The Soviets have launched a post-summit initiative in the Persian Gulf that is testing America's ability to cope with the Kremlin's diplomatic dynamism.
On the surface, Moscow seems to be falling into line with U.S. policy. For several months, Washington has taken the lead in trying to press Iran to accept a cease-fire in the long-running war with Iraq and then proceed to the bargaining table. The instrument of U.S. policy is the U.N. Security Council, and the method is to gain passage of a resolution imposing an international embargo on arms to Iran.
After raising one objection after another, the Soviet Union has suddenly reversed course and pronounced its support for an embargo resolution. There is, however, a catch: Western states must pass laws to prevent any arms sales such as conducted during the Iran-Contra affair, and there must be a United Nations naval force to blockade Iranian ports.
The first condition can be dismissed as propaganda. It is a Soviet reminder to gulf Arab states of past American perfidy toward them. Yet the second is more ambiguous. On plain reading, it looks as though the Soviets have ended their game of playing both sides against the middle: being for Iraq one day and Iran the next. By this reading, Moscow is going Washington one better by proposing not just an arms embargo, but one with teeth--the blockade--to make it work.
Matters involving apparent acts of Soviet accommodation are rarely that simple, however, and this time is unlikely to be an exception. This point requires some background on the general idea of a U.N. naval force. It did not, for example, originate in Moscow, but was made in America.
On the surface, the idea seems plausible. Many American critics of current U.S. policy--whereby the Stars and Stripes flies on Kuwaiti tankers that are thus protected by an American armada--have been looking for a face-saving way out. Creating a United Nations naval force could do the trick. Not only would it take the U.S. Navy out of harm's way, but it would be a useful endorsement of U.N. peacekeeping and a complement to the regional diplomacy of Secretary-General Javier Perez de Cuellar.
A second look begins to raise doubts. Whose ships would take part? Who would command the force? By the precedent of other U.N. peacekeeping operations, neither superpower could be involved, and thus the Soviets wouldn't sail into the Persian Gulf under a U.N. flag. But the Americans would have to sail out, and the locus for decision-making about key security issues would shift from Washington to U.N. headquarters in New York--where the Soviet Union has at least as much influence as does the United States. In short order Moscow would be dealt into the game of providing security for the Persian Gulf.
Equally fraught with political peril would be agreeing on the mission for a U.N. naval force. If it were committed to protecting all shipping in the Persian Gulf, that would represent a tilt toward Iran. Its oil passes through these troubled waters while Iraq's does not. Thus Baghdad's supporters would oppose creation of any U.N. force that was not directed solely against Iran, and the idea would stand no chance of being adopted.

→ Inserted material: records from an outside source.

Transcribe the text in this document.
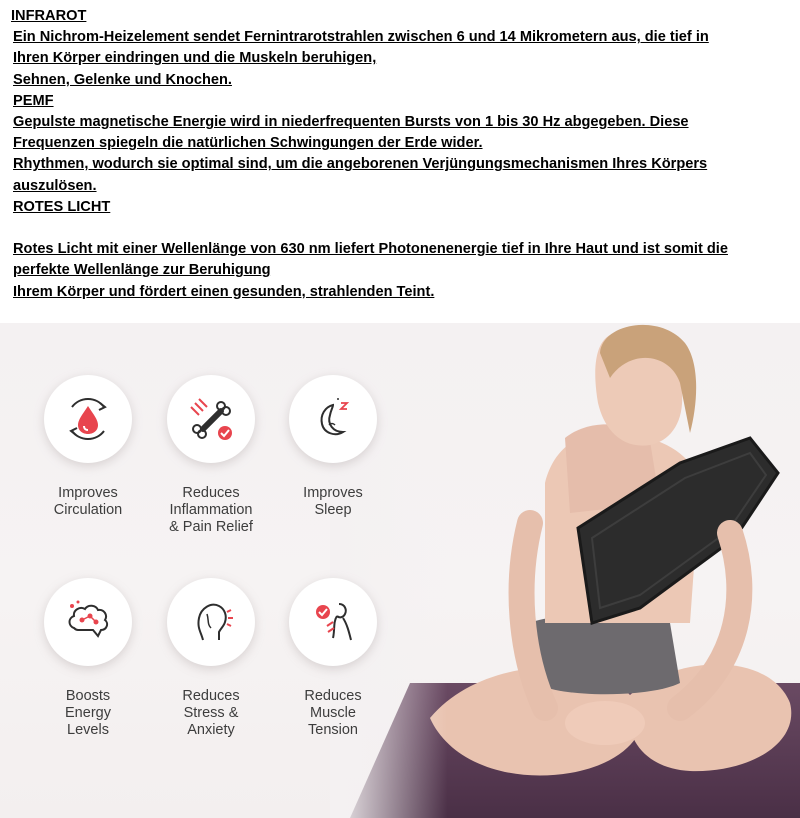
INFRAROT
Ein Nichrom-Heizelement sendet Fernintrarotstrahlen zwischen 6 und 14 Mikrometern aus, die tief in
Ihren Körper eindringen und die Muskeln beruhigen,
Sehnen, Gelenke und Knochen.
PEMF
Gepulste magnetische Energie wird in niederfrequenten Bursts von 1 bis 30 Hz abgegeben. Diese
Frequenzen spiegeln die natürlichen Schwingungen der Erde wider.
Rhythmen, wodurch sie optimal sind, um die angeborenen Verjüngungsmechanismen Ihres Körpers
auszulösen.
ROTES LICHT
Rotes Licht mit einer Wellenlänge von 630 nm liefert Photonenenergie tief in Ihre Haut und ist somit die
perfekte Wellenlänge zur Beruhigung
Ihrem Körper und fördert einen gesunden, strahlenden Teint.
Improves
Circulation
Reduces
Inflammation
& Pain Relief
Improves
Sleep
Boosts
Energy
Levels
Reduces
Stress &
Anxiety
Reduces
Muscle
Tension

By contrast, the force could be directed just at Iran--as with the blockade proposed by Moscow. Yet it is not clear how many nations would volunteer their warships as potential targets for the Ayatollah Ruhollah Khomeini's Silkworm missiles, without the U.S. Navy standing by. Nor is it clear that gulf Arab states are willing to push Iran to the point of retaliating against them. Even if the idea could be agreed to and a force assembled, the signal to the gulf Arab states would be unmistakable: The United States is no longer capable of providing for regional security, but must rely on Soviet help. American influence in the gulf would rapidly crumble.
It is doubtful that the Soviets expect their idea to be accepted--especially since the Reagan Administration has expressed its misgivings. But by proposing it, Moscow embarrasses the Administration, curries favor with the gulf Arab states, appeals to U.S. opinion that is wary of America's exposed position, and appears to be championing the United Nations. Furthermore, if by some fluke the Soviet Union's proposal for a blockade were adopted, it would become virtually the only state physically able, overland, to satisfy Iran's needs. Moscow would likely do so, clandestinely, but for a price. It would certainly gain incomparable leverage in Tehran.
The U.S. dilemma in the Persian Gulf thus continues. It has a strategic interest in limiting Soviet influence in Iran. But it depends on Khomeini not to attack U.S. warships, thereby provoking American retaliation that would drive Iran in the Soviets' direction. There is no simple way to resolve this dilemma, which was caused by the short-sighted U.S. decision to reflag and protect the Kuwaiti tankers. Clearly, however, turning the mess over to a U.N. naval force would only mean abdicating responsibility for securing Western interests.